Synthesis of chlorotoxin functionalized metallic nanoparticles and their in vitro evaluation of cytotoxic effects in nervous system cancer cell lines

The treatment of glioblastoma (GB) and neuroblastoma (NB) remains a challenge, as current chemotherapies are plagued with systemic toxicity, drug resistance, and inadequate blood-brain barrier (BBB) penetration. Therefore, novel therapeutic strategies with high specificity and the capacity to bypass the BBB are required. Chlorotoxin (CTX) selectively targets gliomas and neuroectodermal tumors, hence the use of CTX-targeted nanoparticles (NPs) represents a promising therapeutic approach for nervous system (NS) cancers.

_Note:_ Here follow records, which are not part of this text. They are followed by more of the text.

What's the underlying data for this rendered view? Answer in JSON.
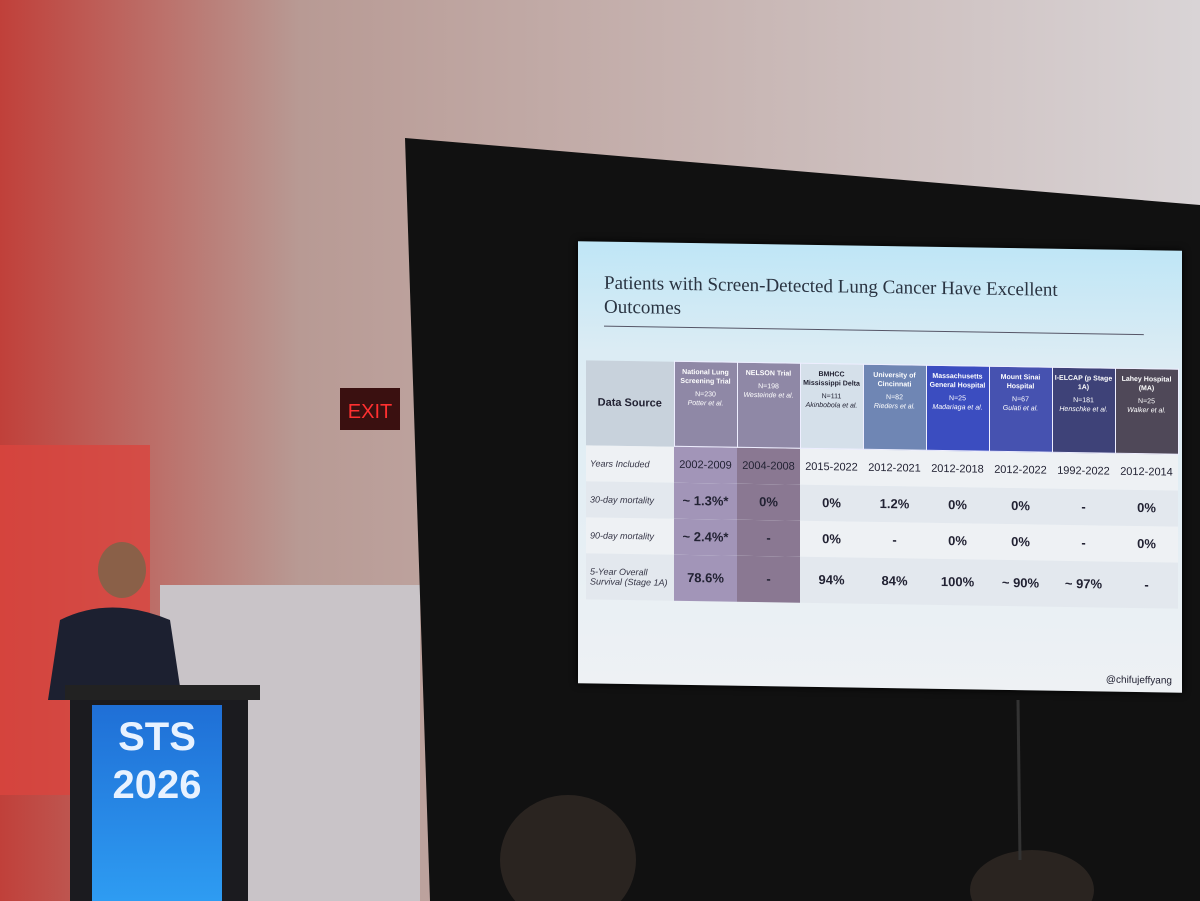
{
  "exit_sign": "EXIT",
  "podium": {
    "line1": "STS",
    "line2": "2026"
  },
  "slide": {
    "title": "Patients with Screen-Detected Lung Cancer Have Excellent Outcomes",
    "table": {
      "corner": "Data Source",
      "columns": [
        {
          "name": "National Lung Screening Trial",
          "n": "N=230",
          "author": "Potter et al."
        },
        {
          "name": "NELSON Trial",
          "n": "N=198",
          "author": "Westeinde et al."
        },
        {
          "name": "BMHCC Mississippi Delta",
          "n": "N=111",
          "author": "Akinbobola et al."
        },
        {
          "name": "University of Cincinnati",
          "n": "N=82",
          "author": "Rieders et al."
        },
        {
          "name": "Massachusetts General Hospital",
          "n": "N=25",
          "author": "Madariaga et al."
        },
        {
          "name": "Mount Sinai Hospital",
          "n": "N=67",
          "author": "Gulati et al."
        },
        {
          "name": "I-ELCAP (p Stage 1A)",
          "n": "N=181",
          "author": "Henschke et al."
        },
        {
          "name": "Lahey Hospital (MA)",
          "n": "N=25",
          "author": "Walker et al."
        }
      ],
      "rows": [
        {
          "label": "Years Included",
          "cells": [
            "2002-2009",
            "2004-2008",
            "2015-2022",
            "2012-2021",
            "2012-2018",
            "2012-2022",
            "1992-2022",
            "2012-2014"
          ]
        },
        {
          "label": "30-day mortality",
          "cells": [
            "~ 1.3%*",
            "0%",
            "0%",
            "1.2%",
            "0%",
            "0%",
            "-",
            "0%"
          ]
        },
        {
          "label": "90-day mortality",
          "cells": [
            "~ 2.4%*",
            "-",
            "0%",
            "-",
            "0%",
            "0%",
            "-",
            "0%"
          ]
        },
        {
          "label": "5-Year Overall Survival (Stage 1A)",
          "cells": [
            "78.6%",
            "-",
            "94%",
            "84%",
            "100%",
            "~ 90%",
            "~ 97%",
            "-"
          ]
        }
      ]
    },
    "handle": "@chifujeffyang"
  }
}
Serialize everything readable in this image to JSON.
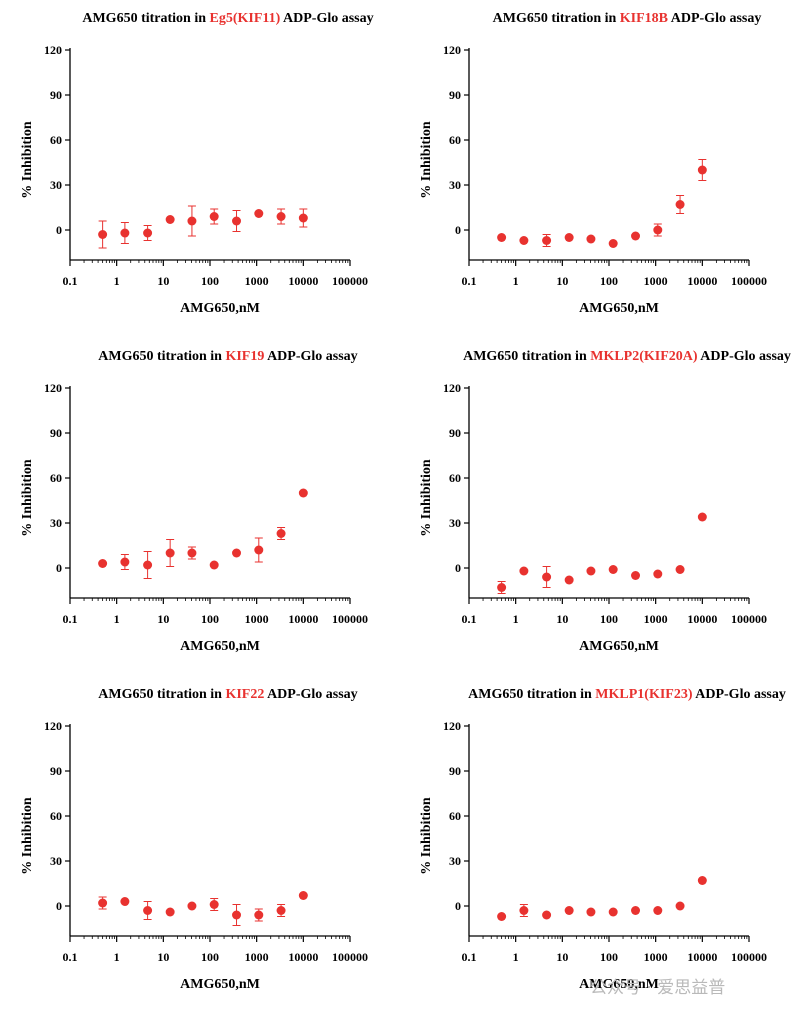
{
  "watermark": "公众号 · 爱思益普",
  "chart_data": [
    {
      "type": "scatter",
      "title_prefix": "AMG650 titration in ",
      "title_highlight": "Eg5(KIF11)",
      "title_suffix": " ADP-Glo assay",
      "xlabel": "AMG650,nM",
      "ylabel": "% Inhibition",
      "xscale": "log",
      "xlim": [
        0.1,
        100000
      ],
      "ylim": [
        -20,
        120
      ],
      "xticks": [
        "0.1",
        "1",
        "10",
        "100",
        "1000",
        "10000",
        "100000"
      ],
      "yticks": [
        "0",
        "30",
        "60",
        "90",
        "120"
      ],
      "marker_color": "#e8322f",
      "x": [
        0.5,
        1.5,
        4.6,
        14,
        41,
        123,
        370,
        1111,
        3333,
        10000
      ],
      "y": [
        -3,
        -2,
        -2,
        7,
        6,
        9,
        6,
        11,
        9,
        8
      ],
      "err": [
        9,
        7,
        5,
        0,
        10,
        5,
        7,
        0,
        5,
        6
      ]
    },
    {
      "type": "scatter",
      "title_prefix": "AMG650 titration in ",
      "title_highlight": "KIF18B",
      "title_suffix": " ADP-Glo assay",
      "xlabel": "AMG650,nM",
      "ylabel": "% Inhibition",
      "xscale": "log",
      "xlim": [
        0.1,
        100000
      ],
      "ylim": [
        -20,
        120
      ],
      "xticks": [
        "0.1",
        "1",
        "10",
        "100",
        "1000",
        "10000",
        "100000"
      ],
      "yticks": [
        "0",
        "30",
        "60",
        "90",
        "120"
      ],
      "marker_color": "#e8322f",
      "x": [
        0.5,
        1.5,
        4.6,
        14,
        41,
        123,
        370,
        1111,
        3333,
        10000
      ],
      "y": [
        -5,
        -7,
        -7,
        -5,
        -6,
        -9,
        -4,
        0,
        17,
        40
      ],
      "err": [
        0,
        0,
        4,
        0,
        0,
        0,
        0,
        4,
        6,
        7
      ]
    },
    {
      "type": "scatter",
      "title_prefix": "AMG650 titration in ",
      "title_highlight": "KIF19",
      "title_suffix": " ADP-Glo assay",
      "xlabel": "AMG650,nM",
      "ylabel": "% Inhibition",
      "xscale": "log",
      "xlim": [
        0.1,
        100000
      ],
      "ylim": [
        -20,
        120
      ],
      "xticks": [
        "0.1",
        "1",
        "10",
        "100",
        "1000",
        "10000",
        "100000"
      ],
      "yticks": [
        "0",
        "30",
        "60",
        "90",
        "120"
      ],
      "marker_color": "#e8322f",
      "x": [
        0.5,
        1.5,
        4.6,
        14,
        41,
        123,
        370,
        1111,
        3333,
        10000
      ],
      "y": [
        3,
        4,
        2,
        10,
        10,
        2,
        10,
        12,
        23,
        50
      ],
      "err": [
        0,
        5,
        9,
        9,
        4,
        0,
        0,
        8,
        4,
        0
      ]
    },
    {
      "type": "scatter",
      "title_prefix": "AMG650 titration in ",
      "title_highlight": "MKLP2(KIF20A)",
      "title_suffix": " ADP-Glo assay",
      "xlabel": "AMG650,nM",
      "ylabel": "% Inhibition",
      "xscale": "log",
      "xlim": [
        0.1,
        100000
      ],
      "ylim": [
        -20,
        120
      ],
      "xticks": [
        "0.1",
        "1",
        "10",
        "100",
        "1000",
        "10000",
        "100000"
      ],
      "yticks": [
        "0",
        "30",
        "60",
        "90",
        "120"
      ],
      "marker_color": "#e8322f",
      "x": [
        0.5,
        1.5,
        4.6,
        14,
        41,
        123,
        370,
        1111,
        3333,
        10000
      ],
      "y": [
        -13,
        -2,
        -6,
        -8,
        -2,
        -1,
        -5,
        -4,
        -1,
        34
      ],
      "err": [
        4,
        0,
        7,
        0,
        0,
        0,
        0,
        0,
        0,
        0
      ]
    },
    {
      "type": "scatter",
      "title_prefix": "AMG650 titration in ",
      "title_highlight": "KIF22",
      "title_suffix": " ADP-Glo assay",
      "xlabel": "AMG650,nM",
      "ylabel": "% Inhibition",
      "xscale": "log",
      "xlim": [
        0.1,
        100000
      ],
      "ylim": [
        -20,
        120
      ],
      "xticks": [
        "0.1",
        "1",
        "10",
        "100",
        "1000",
        "10000",
        "100000"
      ],
      "yticks": [
        "0",
        "30",
        "60",
        "90",
        "120"
      ],
      "marker_color": "#e8322f",
      "x": [
        0.5,
        1.5,
        4.6,
        14,
        41,
        123,
        370,
        1111,
        3333,
        10000
      ],
      "y": [
        2,
        3,
        -3,
        -4,
        0,
        1,
        -6,
        -6,
        -3,
        7
      ],
      "err": [
        4,
        0,
        6,
        0,
        0,
        4,
        7,
        4,
        4,
        0
      ]
    },
    {
      "type": "scatter",
      "title_prefix": "AMG650 titration in ",
      "title_highlight": "MKLP1(KIF23)",
      "title_suffix": " ADP-Glo assay",
      "xlabel": "AMG650,nM",
      "ylabel": "% Inhibition",
      "xscale": "log",
      "xlim": [
        0.1,
        100000
      ],
      "ylim": [
        -20,
        120
      ],
      "xticks": [
        "0.1",
        "1",
        "10",
        "100",
        "1000",
        "10000",
        "100000"
      ],
      "yticks": [
        "0",
        "30",
        "60",
        "90",
        "120"
      ],
      "marker_color": "#e8322f",
      "x": [
        0.5,
        1.5,
        4.6,
        14,
        41,
        123,
        370,
        1111,
        3333,
        10000
      ],
      "y": [
        -7,
        -3,
        -6,
        -3,
        -4,
        -4,
        -3,
        -3,
        0,
        17
      ],
      "err": [
        0,
        4,
        0,
        0,
        0,
        0,
        0,
        0,
        0,
        0
      ]
    }
  ]
}
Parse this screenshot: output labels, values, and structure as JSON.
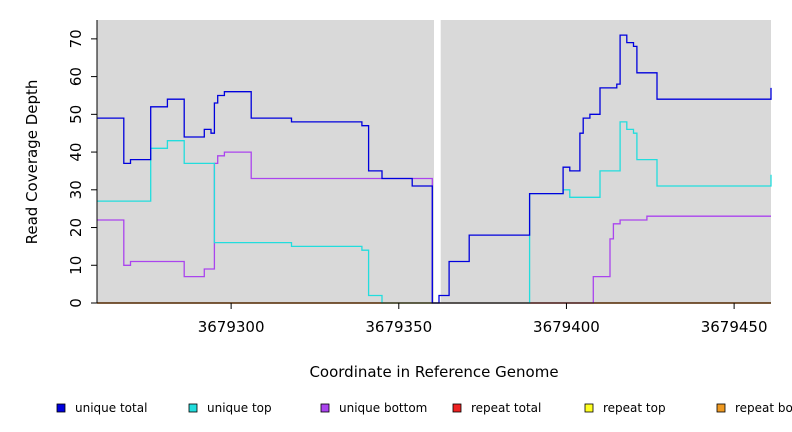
{
  "chart_data": {
    "type": "line",
    "title": "",
    "xlabel": "Coordinate in Reference Genome",
    "ylabel": "Read Coverage Depth",
    "xlim": [
      3679260,
      3679461
    ],
    "ylim": [
      0,
      75
    ],
    "xticks": [
      3679300,
      3679350,
      3679400,
      3679450
    ],
    "yticks": [
      0,
      10,
      20,
      30,
      40,
      50,
      60,
      70
    ],
    "panel_background": "#d9d9d9",
    "gap": [
      3679360.5,
      3679362.5
    ],
    "legend_position": "bottom",
    "series": [
      {
        "name": "unique total",
        "color": "#0000dd",
        "points": [
          [
            3679260,
            49
          ],
          [
            3679268,
            49
          ],
          [
            3679268,
            37
          ],
          [
            3679270,
            37
          ],
          [
            3679270,
            38
          ],
          [
            3679276,
            38
          ],
          [
            3679276,
            52
          ],
          [
            3679281,
            52
          ],
          [
            3679281,
            54
          ],
          [
            3679286,
            54
          ],
          [
            3679286,
            44
          ],
          [
            3679292,
            44
          ],
          [
            3679292,
            46
          ],
          [
            3679294,
            46
          ],
          [
            3679294,
            45
          ],
          [
            3679295,
            45
          ],
          [
            3679295,
            53
          ],
          [
            3679296,
            53
          ],
          [
            3679296,
            55
          ],
          [
            3679298,
            55
          ],
          [
            3679298,
            56
          ],
          [
            3679306,
            56
          ],
          [
            3679306,
            49
          ],
          [
            3679318,
            49
          ],
          [
            3679318,
            48
          ],
          [
            3679339,
            48
          ],
          [
            3679339,
            47
          ],
          [
            3679341,
            47
          ],
          [
            3679341,
            35
          ],
          [
            3679345,
            35
          ],
          [
            3679345,
            33
          ],
          [
            3679354,
            33
          ],
          [
            3679354,
            31
          ],
          [
            3679360,
            31
          ],
          [
            3679360,
            0
          ],
          [
            3679362,
            0
          ],
          [
            3679362,
            2
          ],
          [
            3679365,
            2
          ],
          [
            3679365,
            11
          ],
          [
            3679371,
            11
          ],
          [
            3679371,
            18
          ],
          [
            3679389,
            18
          ],
          [
            3679389,
            29
          ],
          [
            3679399,
            29
          ],
          [
            3679399,
            36
          ],
          [
            3679401,
            36
          ],
          [
            3679401,
            35
          ],
          [
            3679404,
            35
          ],
          [
            3679404,
            45
          ],
          [
            3679405,
            45
          ],
          [
            3679405,
            49
          ],
          [
            3679407,
            49
          ],
          [
            3679407,
            50
          ],
          [
            3679410,
            50
          ],
          [
            3679410,
            57
          ],
          [
            3679415,
            57
          ],
          [
            3679415,
            58
          ],
          [
            3679416,
            58
          ],
          [
            3679416,
            71
          ],
          [
            3679418,
            71
          ],
          [
            3679418,
            69
          ],
          [
            3679420,
            69
          ],
          [
            3679420,
            68
          ],
          [
            3679421,
            68
          ],
          [
            3679421,
            61
          ],
          [
            3679427,
            61
          ],
          [
            3679427,
            54
          ],
          [
            3679461,
            54
          ],
          [
            3679461,
            57
          ]
        ]
      },
      {
        "name": "unique top",
        "color": "#22dddd",
        "points": [
          [
            3679260,
            27
          ],
          [
            3679276,
            27
          ],
          [
            3679276,
            41
          ],
          [
            3679281,
            41
          ],
          [
            3679281,
            43
          ],
          [
            3679286,
            43
          ],
          [
            3679286,
            37
          ],
          [
            3679295,
            37
          ],
          [
            3679295,
            16
          ],
          [
            3679318,
            16
          ],
          [
            3679318,
            15
          ],
          [
            3679339,
            15
          ],
          [
            3679339,
            14
          ],
          [
            3679341,
            14
          ],
          [
            3679341,
            2
          ],
          [
            3679345,
            2
          ],
          [
            3679345,
            0
          ],
          [
            3679360,
            0
          ],
          [
            3679360,
            0
          ],
          [
            3679389,
            0
          ],
          [
            3679389,
            29
          ],
          [
            3679399,
            29
          ],
          [
            3679399,
            30
          ],
          [
            3679401,
            30
          ],
          [
            3679401,
            28
          ],
          [
            3679410,
            28
          ],
          [
            3679410,
            35
          ],
          [
            3679416,
            35
          ],
          [
            3679416,
            48
          ],
          [
            3679418,
            48
          ],
          [
            3679418,
            46
          ],
          [
            3679420,
            46
          ],
          [
            3679420,
            45
          ],
          [
            3679421,
            45
          ],
          [
            3679421,
            38
          ],
          [
            3679427,
            38
          ],
          [
            3679427,
            31
          ],
          [
            3679461,
            31
          ],
          [
            3679461,
            34
          ]
        ]
      },
      {
        "name": "unique bottom",
        "color": "#aa44ee",
        "points": [
          [
            3679260,
            22
          ],
          [
            3679268,
            22
          ],
          [
            3679268,
            10
          ],
          [
            3679270,
            10
          ],
          [
            3679270,
            11
          ],
          [
            3679286,
            11
          ],
          [
            3679286,
            7
          ],
          [
            3679292,
            7
          ],
          [
            3679292,
            9
          ],
          [
            3679295,
            9
          ],
          [
            3679295,
            37
          ],
          [
            3679296,
            37
          ],
          [
            3679296,
            39
          ],
          [
            3679298,
            39
          ],
          [
            3679298,
            40
          ],
          [
            3679306,
            40
          ],
          [
            3679306,
            33
          ],
          [
            3679345,
            33
          ],
          [
            3679345,
            33
          ],
          [
            3679354,
            33
          ],
          [
            3679354,
            33
          ],
          [
            3679360,
            33
          ],
          [
            3679360,
            0
          ],
          [
            3679408,
            0
          ],
          [
            3679408,
            7
          ],
          [
            3679413,
            7
          ],
          [
            3679413,
            17
          ],
          [
            3679414,
            17
          ],
          [
            3679414,
            21
          ],
          [
            3679416,
            21
          ],
          [
            3679416,
            22
          ],
          [
            3679424,
            22
          ],
          [
            3679424,
            23
          ],
          [
            3679461,
            23
          ]
        ]
      },
      {
        "name": "repeat total",
        "color": "#ee2222",
        "points": [
          [
            3679260,
            0
          ],
          [
            3679461,
            0
          ]
        ]
      },
      {
        "name": "repeat top",
        "color": "#ffff22",
        "points": [
          [
            3679260,
            0
          ],
          [
            3679461,
            0
          ]
        ]
      },
      {
        "name": "repeat bottom",
        "color": "#ee9922",
        "points": [
          [
            3679260,
            0
          ],
          [
            3679461,
            0
          ]
        ]
      }
    ]
  }
}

Bimetallic NPs composed of two metals such as gold-platinum NPs (AuPtNPs) exhibit enhanced anticancer properties compared to single-metal NPs, however their application in studying NS tumors has been relatively limited. CTX-functionalized monometallic gold NPs (CTX-AuNPs) and bimetallic gold-platinum NPs (CTX-AuPtNPs) were synthesized in this study. The NPs were characterized by Ultraviolet-Visible Spectroscopy (UV-vis), Dynamic Light Scattering (DLS), Transmission Electron Microscopy (TEM) and Fourier Transform Infra-Red Spectroscopy (FTIR). Cytotoxicity of NPs was investigated in cancer (U87 and SH-SY5Y) and non-cancer (KMST-6) cells using the water-soluble tetrazolium (WST)-1 assay. The CTX-AuNPs and CTX-AuPtNPs had a core size of similar to 5 nm. The CTX-AuPtNPs showed significant anticancer activity in U87 cells possibly due to the synergistic effects of combined metals. Findings obtained from this study demonstrated that CTX can be used to target NS cancers and that bimetallic NPs could be effective in their treatment. More studies are required to investigate the mechanisms of NPs toxicity, and further explore the hyperthermia treatment of NS cancer using the CTX-AuPtNPs.